When first submitted to Emperor Wu of Liang, the book was known simply as the Book of Qi. After the Book of Northern Qi (the history of the later Northern Qi dynasty) was written, this book became known as the Book of Southern Qi so that the two could be distinguished. The book contained 60 volumes when written, but one preface was later lost.

==Content==
The format of the text is similar to previous standard histories, with volumes that include annals, treatises, and biographies. Volumes 1 to 8 are annals covering the emperors of the dynasty starting with Emperor Gao in volumes 1 and 2. Some short lived rulers that were not given the posthumous title of emperor are covered, including Volume 4 Prince of Yulin, Volume 5 Prince of Hailing, and Volume 7 Marquess of Donghun. Volumes 9 to 19 are treatises covering rituals in volumes 9 and 10, music in volume 11, astronomy in volumes 12 and 13, administrative districts in 14 and 15, official posts in volume 16, carriages and dress in volume 17, auspicious signs in volume 18, and the five elements in volume 19.

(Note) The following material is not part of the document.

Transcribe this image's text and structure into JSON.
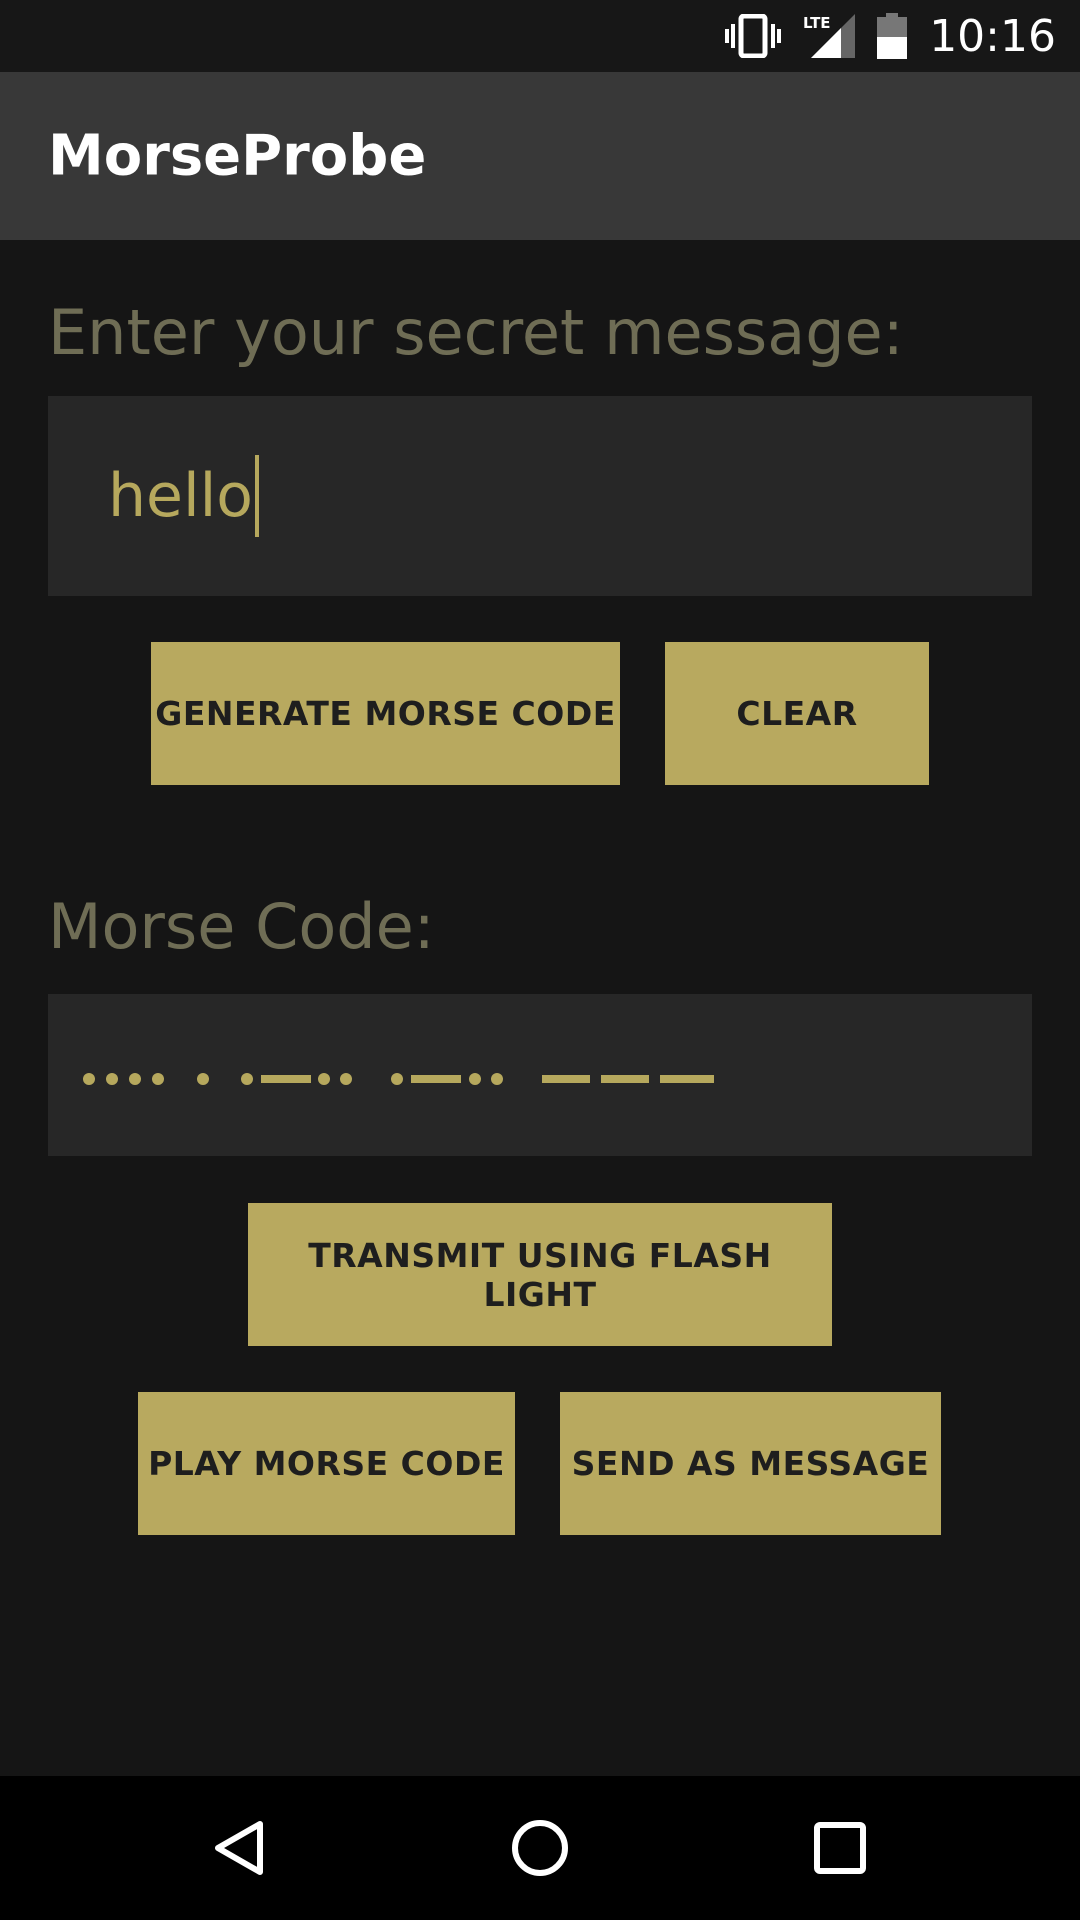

Volumes 20 to 59 are biographies beginning with Volume 20 Biographies of Empresses and Consorts. Xiao Zixian devotes Volume 22 Prince Wenxian of Yuzhang 豫章文獻王 to his father, also known by his personal name Xiao Ni. Volume 52 Biographies of Men of Letters includes an analysis of literary style. Xiao Zixian was a well known poet and his description in this volume is considered a valuable source of historic literary criticism. Xiao Zixian was open about his Buddhist background. In Volume 54 he described a debate between Taoist Gu Huan 顧歡 (c. 425–488) and Buddhist Yuan Can 袁粲 (420–477). Xiao Zixian favored the Buddhist side of the debate.

==Translations==
Tian contains a partial translation of Volume 52 'Biographies of Men of Letters'.